Fidelity draws adviser wrath with 1.9% cash offer

The high-yield default account sparked kudos then displeasure on Twitter when adviser Michael Kitces realized it doesn't apply to existing clients

Aug 7, 2019 @ 4:22 pm

By Jeff Benjamin

As is typically the case when equity markets turn choppy, financial advisers are paying closer attention to the yields their clients are earning when they turn to the safety of cash. But for custodians and brokerage platforms that often default cash to low-yielding accounts, an increased focus on cash by advisers is tantamount to poking the bear.

This was the case Wednesday morning when Fidelity Investments put out a relatively innocuous press release highlighting that cash management for new retail accounts automatically defaults to a government money market fund yielding 1.91%. The program has been in place since 2015, but stirred emotions of some advisers.

The default account yield of between 10 and 47 times the yields of default options of the other major custodians sparked some initial kudos on social media from the likes of Michael Kitces, until he realized adviser clients are still being defaulted into lower-yielding Fidelity cash options.

Mr. Kitces, partner and director of wealth management at Pinnacle Advisory Group, did not respond to a request for an interview for this story, but his comments on Twitter evolved from celebration to disappointment as it became clear Fidelity was still requiring advisers to jump through hoops for higher cash yields.

"BOOM. Fidelity steps up in cash wars, will start defaulting investors into its 1.91% government money market fund. Immediately highlights yield is 47X TD Ameritrade's cash, 10X Schwab, 27% E-Trade," Mr. Kitces initially tweeted.

But after learning the higher yielding default was only for new retail accounts, the social media influencer changed his tune as part of a morning-long Twitter rant.

"Why would RIA custodians require advisors to proactively trade into higher-yielding cash options instead of defaulting their clients into it? B/c they know not all advisors will do so. Fact that the model persists means they've already validated that not all advisors do so," Mr. Kitces tweeted.

After watching the social media banter unfold, Fidelity spokeswoman Nicole Abbott responded via email that the custodian is giving advisers what they want.

"Our custody clients have multiple cash options available for their customers, including money market funds and our FDIC-insured bank deposit sweep program," she emailed. "Advisers have told us that they want the ability to choose the cash option that is right for their clients."

Recommended video: Identifying adviser rollover opportunities.

For most advisers, cash management is about liquidity and yield, which is why Alex Offerman, senior financial planner at Model Wealth, perked up when he saw Fidelity's press release.

"We custody through TD Ameritrade, and they're cash options are absolutely terrible," he said. "We wanted to buy a Vanguard money market fund, and TD wouldn't allow us to purchase it on their platform, so we're using a Federated money market that's yielding about 2%."

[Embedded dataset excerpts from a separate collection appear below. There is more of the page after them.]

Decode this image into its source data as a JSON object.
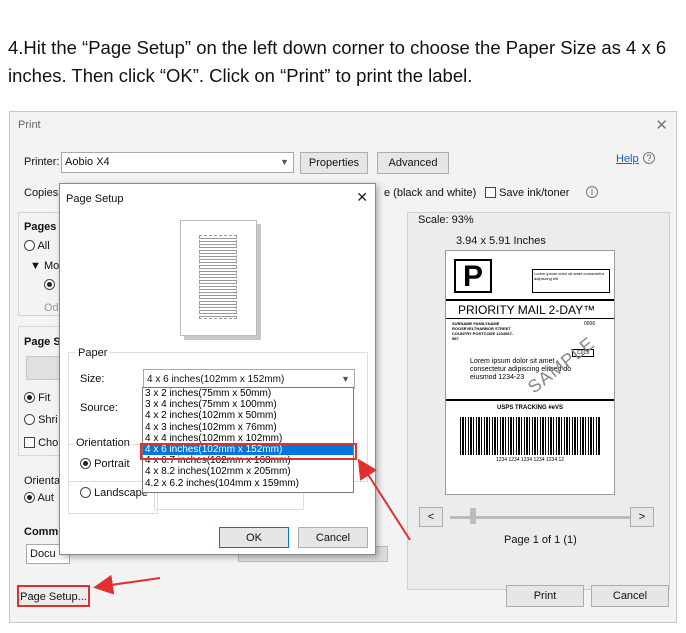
{
  "instruction": "4.Hit the “Page Setup” on the left down corner to choose the Paper Size as 4 x 6 inches. Then click “OK”. Click on “Print” to print the label.",
  "print_window": {
    "title": "Print",
    "printer_label": "Printer:",
    "printer_value": "Aobio X4",
    "properties": "Properties",
    "advanced": "Advanced",
    "help": "Help",
    "copies_label": "Copies",
    "bw_text": "e (black and white)",
    "save_ink": "Save ink/toner",
    "pages_label": "Pages",
    "all_label": "All",
    "more_label": "Mo",
    "od_label": "Od",
    "page_sizing": "Page S",
    "fit": "Fit",
    "shrink": "Shri",
    "choose": "Cho",
    "orientation": "Orienta",
    "auto": "Aut",
    "comments": "Comm",
    "document": "Docu",
    "scale": "Scale:  93%",
    "dims": "3.94 x 5.91 Inches",
    "page_of": "Page 1 of 1 (1)",
    "page_setup": "Page Setup...",
    "print": "Print",
    "cancel": "Cancel",
    "nav_prev": "<",
    "nav_next": ">"
  },
  "label_preview": {
    "p_letter": "P",
    "lorem_box": "Lorem ipsum dolor sit amet consectetur adipiscing elit",
    "priority": "PRIORITY MAIL 2-DAY™",
    "address": "SURNAME FAMILYNAME ROOSEVELTHARBOR STREET COUNTRY POSTCODE 1234567-987",
    "code1": "0006",
    "code2": "C019",
    "body": "Lorem ipsum dolor sit amet consectetur adipiscing elitsed do eiusmod  1234-23",
    "sample": "SAMPLE",
    "tracking": "USPS TRACKING #eVS",
    "tracking_number": "1234 1234 1234 1234 1234 12"
  },
  "page_setup_dialog": {
    "title": "Page Setup",
    "paper_label": "Paper",
    "size_label": "Size:",
    "size_value": "4 x 6 inches(102mm x 152mm)",
    "source_label": "Source:",
    "orientation_label": "Orientation",
    "portrait": "Portrait",
    "landscape": "Landscape",
    "ok": "OK",
    "cancel": "Cancel",
    "close": "✕",
    "options": [
      "3 x 2 inches(75mm x 50mm)",
      "3 x 4 inches(75mm x 100mm)",
      "4 x 2 inches(102mm x 50mm)",
      "4 x 3 inches(102mm x 76mm)",
      "4 x 4 inches(102mm x 102mm)",
      "4 x 6 inches(102mm x 152mm)",
      "4 x 6.7 inches(102mm x 168mm)",
      "4 x 8.2 inches(102mm x 205mm)",
      "4.2 x 6.2 inches(104mm x 159mm)"
    ],
    "selected_index": 5
  },
  "colors": {
    "accent": "#0078d7",
    "highlight": "#e03030",
    "link": "#1a5fb4"
  }
}
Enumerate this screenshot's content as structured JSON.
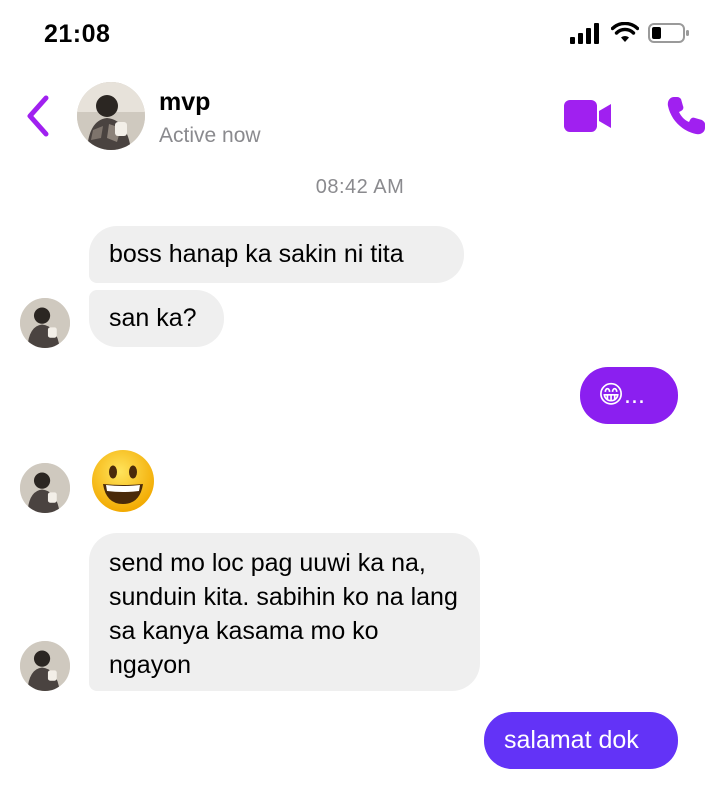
{
  "status_bar": {
    "time": "21:08",
    "icons": [
      "signal-icon",
      "wifi-icon",
      "battery-icon"
    ]
  },
  "header": {
    "back_icon": "chevron-left-icon",
    "contact_name": "mvp",
    "contact_status": "Active now",
    "actions": [
      "video-call-icon",
      "phone-call-icon"
    ]
  },
  "conversation": {
    "timestamp": "08:42 AM",
    "messages": [
      {
        "from": "them",
        "text": "boss hanap ka sakin ni tita"
      },
      {
        "from": "them",
        "text": "san ka?"
      },
      {
        "from": "me",
        "text": "😁..."
      },
      {
        "from": "them",
        "emoji": "grinning-face-icon"
      },
      {
        "from": "them",
        "text": "send mo loc pag uuwi ka na, sunduin kita. sabihin ko na lang sa kanya kasama mo ko ngayon"
      },
      {
        "from": "me",
        "text": "salamat dok"
      }
    ]
  },
  "colors": {
    "accent": "#a020f0",
    "outgoing_bubble_1": "#8b1ff0",
    "outgoing_bubble_2": "#6333f7",
    "incoming_bubble": "#efefef",
    "muted_text": "#8a8a8e"
  }
}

According to Mr. Offerman, TD's FDIC-insured cash sweep account is yielding 48 basis points for the first $500,000, and the yield goes up to 71 basis points at $1 million.

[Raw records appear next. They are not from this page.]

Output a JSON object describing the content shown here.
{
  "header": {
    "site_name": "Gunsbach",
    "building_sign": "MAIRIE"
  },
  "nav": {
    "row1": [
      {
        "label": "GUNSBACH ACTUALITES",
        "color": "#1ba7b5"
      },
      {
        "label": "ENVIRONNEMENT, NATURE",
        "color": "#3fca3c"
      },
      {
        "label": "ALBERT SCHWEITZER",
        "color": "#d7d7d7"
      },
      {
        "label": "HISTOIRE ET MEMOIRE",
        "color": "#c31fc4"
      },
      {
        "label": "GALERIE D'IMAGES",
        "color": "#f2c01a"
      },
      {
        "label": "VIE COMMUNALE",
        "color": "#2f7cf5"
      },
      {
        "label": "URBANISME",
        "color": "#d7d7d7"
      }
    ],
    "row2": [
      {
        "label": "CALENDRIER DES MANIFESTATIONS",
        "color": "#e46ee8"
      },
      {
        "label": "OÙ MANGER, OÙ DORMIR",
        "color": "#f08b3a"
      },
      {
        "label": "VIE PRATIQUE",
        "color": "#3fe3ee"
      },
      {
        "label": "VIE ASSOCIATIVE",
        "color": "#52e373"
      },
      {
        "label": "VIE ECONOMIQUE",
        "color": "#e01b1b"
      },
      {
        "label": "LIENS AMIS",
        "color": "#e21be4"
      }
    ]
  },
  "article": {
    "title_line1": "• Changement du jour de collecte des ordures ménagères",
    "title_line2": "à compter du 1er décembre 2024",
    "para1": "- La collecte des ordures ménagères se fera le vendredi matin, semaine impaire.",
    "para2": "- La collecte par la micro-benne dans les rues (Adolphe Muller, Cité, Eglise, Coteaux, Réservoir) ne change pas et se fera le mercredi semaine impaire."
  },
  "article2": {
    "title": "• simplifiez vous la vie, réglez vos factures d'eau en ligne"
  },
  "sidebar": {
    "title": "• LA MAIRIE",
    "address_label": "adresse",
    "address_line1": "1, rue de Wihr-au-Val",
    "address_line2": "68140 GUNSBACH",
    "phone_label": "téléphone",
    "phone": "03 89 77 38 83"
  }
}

"I don't like restrictions on where our money has to go," he said. "We're now talking about moving our custody business to Fidelity."

In response to a request for comment, TD's director of corporate communications Becky Niiya emailed a statement that read in part, "TD Ameritrade focuses on safety, security, and liquidity in our cash sweep by offering an FDIC-insured bank sweep product. Our sweep is designed to meet transactional cash needs. For clients seeking higher yields, or holding cash as an investment class, we offer access to non-proprietary, no-transaction fee money market funds with market competitive yields."

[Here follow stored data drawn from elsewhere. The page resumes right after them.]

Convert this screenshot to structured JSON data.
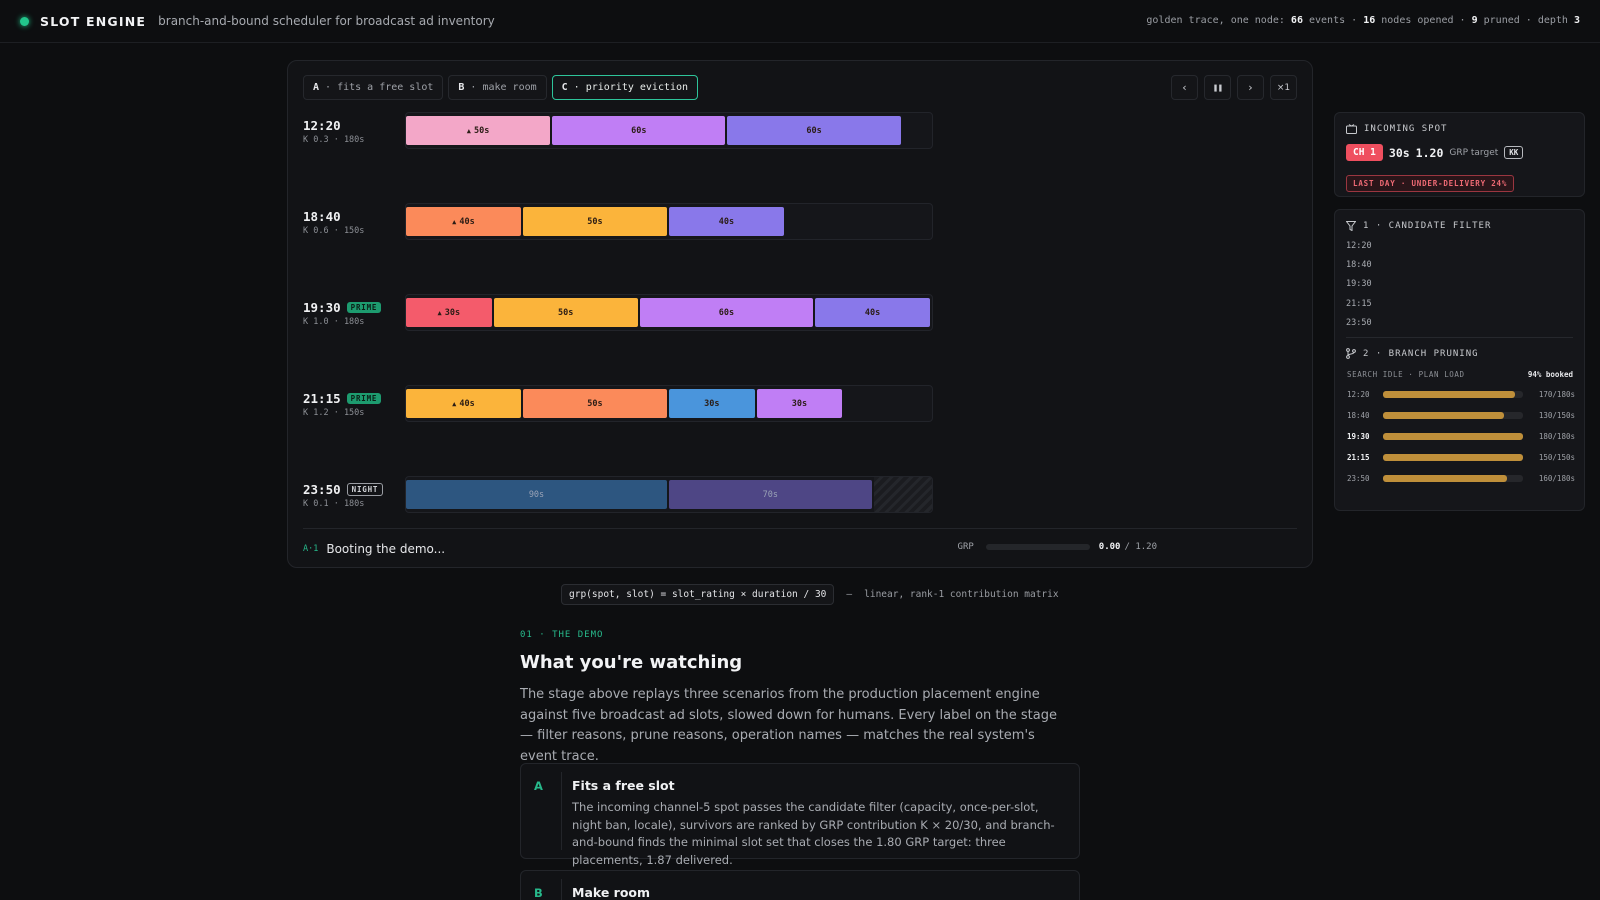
{
  "app": {
    "brand": "SLOT ENGINE",
    "tagline": "branch-and-bound scheduler for broadcast ad inventory",
    "stats": {
      "prefix": "golden trace, one node:",
      "events": "66",
      "events_label": "events",
      "nodes": "16",
      "nodes_label": "nodes opened",
      "pruned": "9",
      "pruned_label": "pruned",
      "depth_label": "depth",
      "depth": "3"
    }
  },
  "tabs": [
    {
      "key": "A",
      "label": "fits a free slot"
    },
    {
      "key": "B",
      "label": "make room"
    },
    {
      "key": "C",
      "label": "priority eviction"
    }
  ],
  "controls": {
    "prev": "‹",
    "pause": "❚❚",
    "next": "›",
    "speed": "×1"
  },
  "slots": [
    {
      "time": "12:20",
      "meta": "K 0.3 · 180s",
      "badge": "",
      "segments": [
        {
          "label": "50s",
          "locked": true,
          "color": "#f3a7c8",
          "start": 0,
          "dur": 50
        },
        {
          "label": "60s",
          "locked": false,
          "color": "#c07ef5",
          "start": 50,
          "dur": 60
        },
        {
          "label": "60s",
          "locked": false,
          "color": "#8978ea",
          "start": 110,
          "dur": 60
        }
      ],
      "capacity": 180,
      "hatch": false
    },
    {
      "time": "18:40",
      "meta": "K 0.6 · 150s",
      "badge": "",
      "segments": [
        {
          "label": "40s",
          "locked": true,
          "color": "#fb8a5a",
          "start": 0,
          "dur": 40
        },
        {
          "label": "50s",
          "locked": false,
          "color": "#fbb43b",
          "start": 40,
          "dur": 50
        },
        {
          "label": "40s",
          "locked": false,
          "color": "#8978ea",
          "start": 90,
          "dur": 40
        }
      ],
      "capacity": 150,
      "hatch": false
    },
    {
      "time": "19:30",
      "meta": "K 1.0 · 180s",
      "badge": "PRIME",
      "badge_type": "prime",
      "segments": [
        {
          "label": "30s",
          "locked": true,
          "color": "#f45b6b",
          "start": 0,
          "dur": 30
        },
        {
          "label": "50s",
          "locked": false,
          "color": "#fbb43b",
          "start": 30,
          "dur": 50
        },
        {
          "label": "60s",
          "locked": false,
          "color": "#c07ef5",
          "start": 80,
          "dur": 60
        },
        {
          "label": "40s",
          "locked": false,
          "color": "#8978ea",
          "start": 140,
          "dur": 40
        }
      ],
      "capacity": 180,
      "hatch": false
    },
    {
      "time": "21:15",
      "meta": "K 1.2 · 150s",
      "badge": "PRIME",
      "badge_type": "prime",
      "segments": [
        {
          "label": "40s",
          "locked": true,
          "color": "#fbb43b",
          "start": 0,
          "dur": 40
        },
        {
          "label": "50s",
          "locked": false,
          "color": "#fb8a5a",
          "start": 40,
          "dur": 50
        },
        {
          "label": "30s",
          "locked": false,
          "color": "#4a95dc",
          "start": 90,
          "dur": 30
        },
        {
          "label": "30s",
          "locked": false,
          "color": "#c07ef5",
          "start": 120,
          "dur": 30
        }
      ],
      "capacity": 150,
      "hatch": false
    },
    {
      "time": "23:50",
      "meta": "K 0.1 · 180s",
      "badge": "NIGHT",
      "badge_type": "night",
      "segments": [
        {
          "label": "90s",
          "locked": false,
          "color": "#2d5680",
          "start": 0,
          "dur": 90,
          "dim": true
        },
        {
          "label": "70s",
          "locked": false,
          "color": "#4e4685",
          "start": 90,
          "dur": 70,
          "dim": true
        }
      ],
      "capacity": 180,
      "hatch": true
    }
  ],
  "incoming": {
    "title": "INCOMING SPOT",
    "channel": "CH 1",
    "duration": "30s",
    "grp": "1.20",
    "grp_label": "GRP target",
    "locale": "KK",
    "warning": "LAST DAY · UNDER-DELIVERY 24%"
  },
  "filter": {
    "title": "1 · CANDIDATE FILTER",
    "items": [
      "12:20",
      "18:40",
      "19:30",
      "21:15",
      "23:50"
    ]
  },
  "pruning": {
    "title": "2 · BRANCH PRUNING",
    "sub_left": "SEARCH IDLE · PLAN LOAD",
    "sub_right": "94% booked",
    "rows": [
      {
        "time": "12:20",
        "used": 170,
        "cap": 180,
        "label": "170/180s",
        "bold": false
      },
      {
        "time": "18:40",
        "used": 130,
        "cap": 150,
        "label": "130/150s",
        "bold": false
      },
      {
        "time": "19:30",
        "used": 180,
        "cap": 180,
        "label": "180/180s",
        "bold": true
      },
      {
        "time": "21:15",
        "used": 150,
        "cap": 150,
        "label": "150/150s",
        "bold": true
      },
      {
        "time": "23:50",
        "used": 160,
        "cap": 180,
        "label": "160/180s",
        "bold": false
      }
    ]
  },
  "footer": {
    "step": "A·1",
    "status": "Booting the demo...",
    "grp_label": "GRP",
    "grp_value": "0.00",
    "grp_target": "/ 1.20",
    "grp_progress": 0
  },
  "formula": {
    "code": "grp(spot, slot) = slot_rating × duration / 30",
    "dash": "—",
    "note": "linear, rank-1 contribution matrix"
  },
  "doc": {
    "eyebrow": "01 · THE DEMO",
    "title": "What you're watching",
    "para": "The stage above replays three scenarios from the production placement engine against five broadcast ad slots, slowed down for humans. Every label on the stage — filter reasons, prune reasons, operation names — matches the real system's event trace.",
    "cards": [
      {
        "letter": "A",
        "title": "Fits a free slot",
        "body": "The incoming channel-5 spot passes the candidate filter (capacity, once-per-slot, night ban, locale), survivors are ranked by GRP contribution K × 20/30, and branch-and-bound finds the minimal slot set that closes the 1.80 GRP target: three placements, 1.87 delivered."
      },
      {
        "letter": "B",
        "title": "Make room",
        "body": ""
      }
    ]
  }
}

While most advisers typically keep client cash balances to less than 5% of the portfolio, market volatility is pushing some cash positions higher, underscoring the need for yield especially as the Federal Reserve is now cutting interest rates.

"We've raised cash up to between 10% and 15% in our managed accounts over the past six to eight weeks," said Dennis Nolte, vice president of Seacoast Investment Services.

"We've been talking about cash management for a while and that is now starting to move to the front burner," he added. "Everybody is concerned about yield right now."

The growing focus on yield plays right into the hands of Gary Zimmerman, founder and chief executive of MaxMyInterest, a cash-management optimization platform designed to capture the highest-possible FDIC-insured savings rates.

"This is sort of a Goldilocks environment for us; similar to March 2009 when the Fed was cutting rates and everyone was looking for yield," he said.

MaxMyInterest, which is linked to custodial platforms at Fidelity and Charles Schwab, requires extra effort on behalf of advisers, but automatically spreads cash in FDIC-insured increments across multiple banks to achieve the highest yield.

Depending on account sizes, yields can be as high as 2.47%.